Cosa simboleggia la raffigurazione? Come un marchio “di qualità”, essa non testimonia soltanto del contenuto della pubblicazione, ma anche rende conto dell'intera comunità dei Cegliesi messapici, che, pur tra i travolgenti marosi dell'esistenza odierna, cercano la pace, desiderano fortemente la pace, anelano ognora alla pace. Si vede così, nella rappresentazione acquerellata, l'orbe terracqueo, sovrastato da uno stilizzatissimo albero d'olivo – pianta mediterranea feconda e sovrana di civiltà e di terre – le cui vitali radici coprono mari e continenti, ma che da essi, dalla madre terra, dalle vivificanti acque che la proteggono e l'avviluppano, traggono humus e linfa; ad essa, alla terra, vichianamente, in un incessante eterno ritorno, confluiscono quotidianamente per ribadire, se ce ne fosse bisogno, l'eziologia della vita, insieme, e di pari passo, con la storia dei singoli e delle nazioni dei quali da costoro sono innervate.

Pascǝ a tuttǝ lǝ crištianǝ / Pace a tutte le persone

dǝ šta terra meijǝ... / di questa terra mia...

vv. 46 – 47, p. 28 vv. 46 – 47, p. 29

È, questa, la suprema preghiera che il poeta innalza al Cielo. Ma essa basta da sola a realizzare un mondo pacificato, ad eliminare guerre e conflitti, a obliterare quel gioco crudele che affligge e conturba anime e popoli? Servono, sono utili le innumeri marce della pace perchè il mondo viva ormai sereno, tranquillo con se stesso e con gli altri? Non credo proprio! La narrazione biblica di Abele e Caino sta lì a fare mente che no! Tutto questo non può bastare! Non deve bastare.

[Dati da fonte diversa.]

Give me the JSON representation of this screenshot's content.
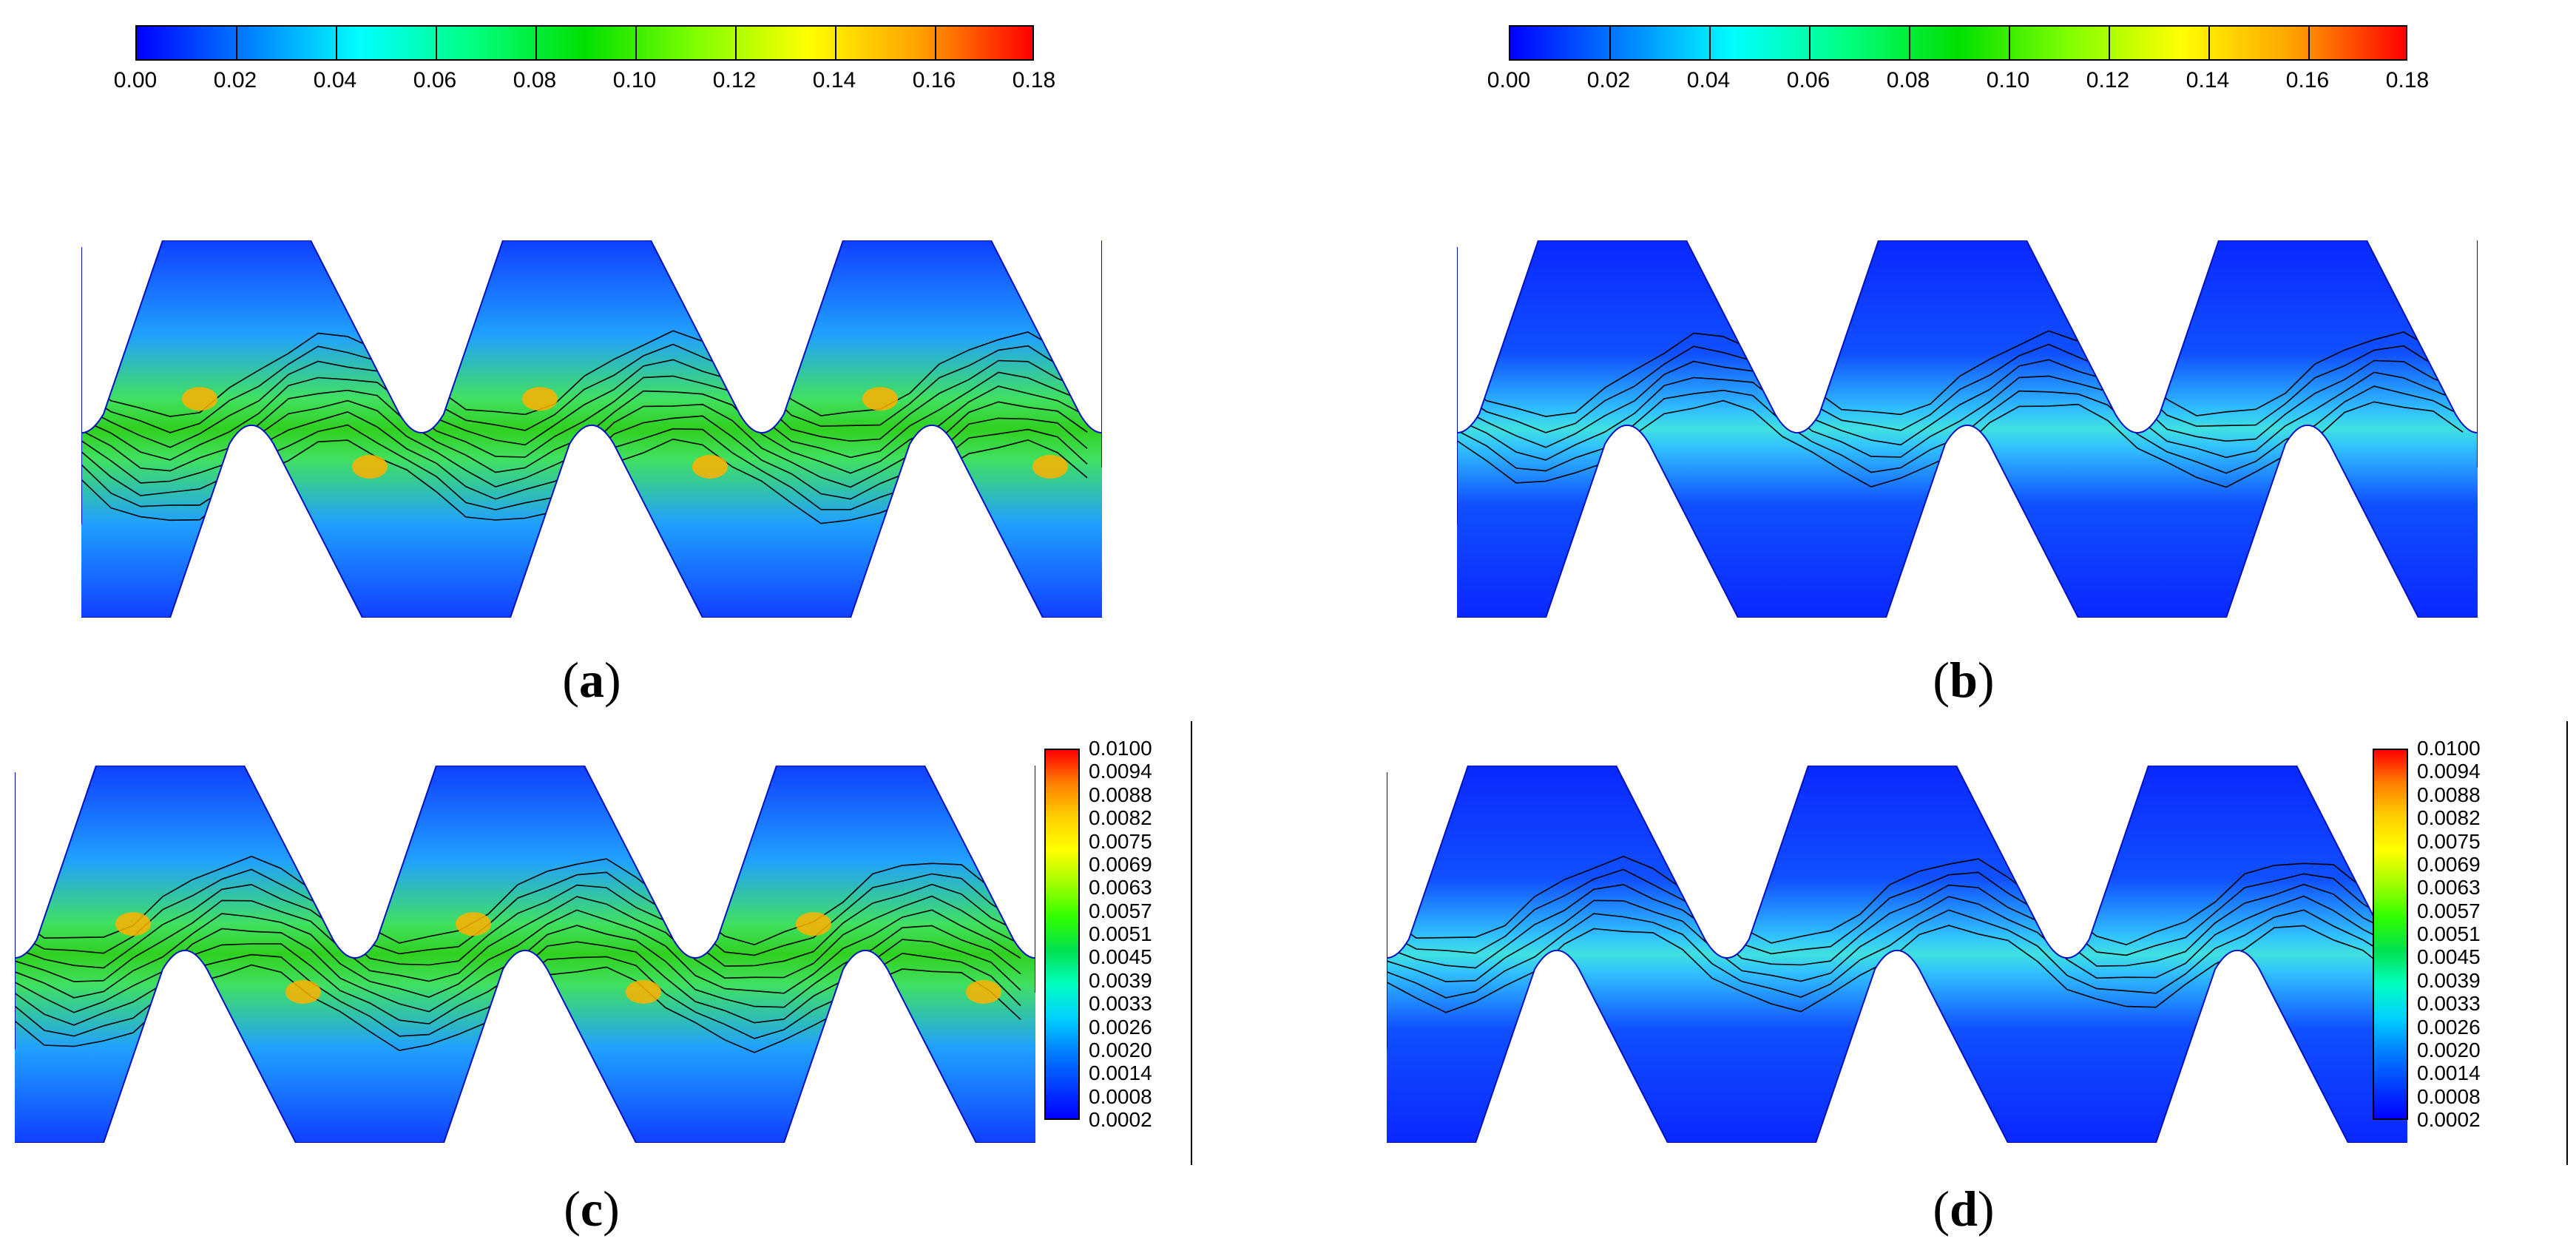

Il poeta lo sa bene e, per ciò, ha pubblicato i propri versi in dialetto, perchè attraverso questi bozzetti di vita vera, di piccola, ma umana dimensione, tutti quanti si possano predisporre con animo scevro di prevenzioni, alla lettura delle composizioni contenute nella raccolta, affinchè riescano a rendersi conto appieno come sia necessario cambiare passo, se non si vuole contribuire a rovinare, ancora, il mondo; che si deve pensare positivo abbandonando, in modo definitivo, egoismi e arrivismi. Tutto il resto non deve contare, perchè senza importanza alcuna.

I versi di Damiano Leo, credo che rappresentino un decisivo traguardo verso il buon auspicio di una pace responsabile e matura. Come ci si prefigge che debba essere in una civiltà articolata, frutto di millennarie esperienze di vita e di pensiero, come quella italiana ed europea.

Ora, però, è doveroso dire grazie a Damiano Leo per lo sprone e per l'incommensurabile dono che ha inteso confezionare per tutti gli uomini corrivi alla pace. Con gentile e affabulatrice amicizia.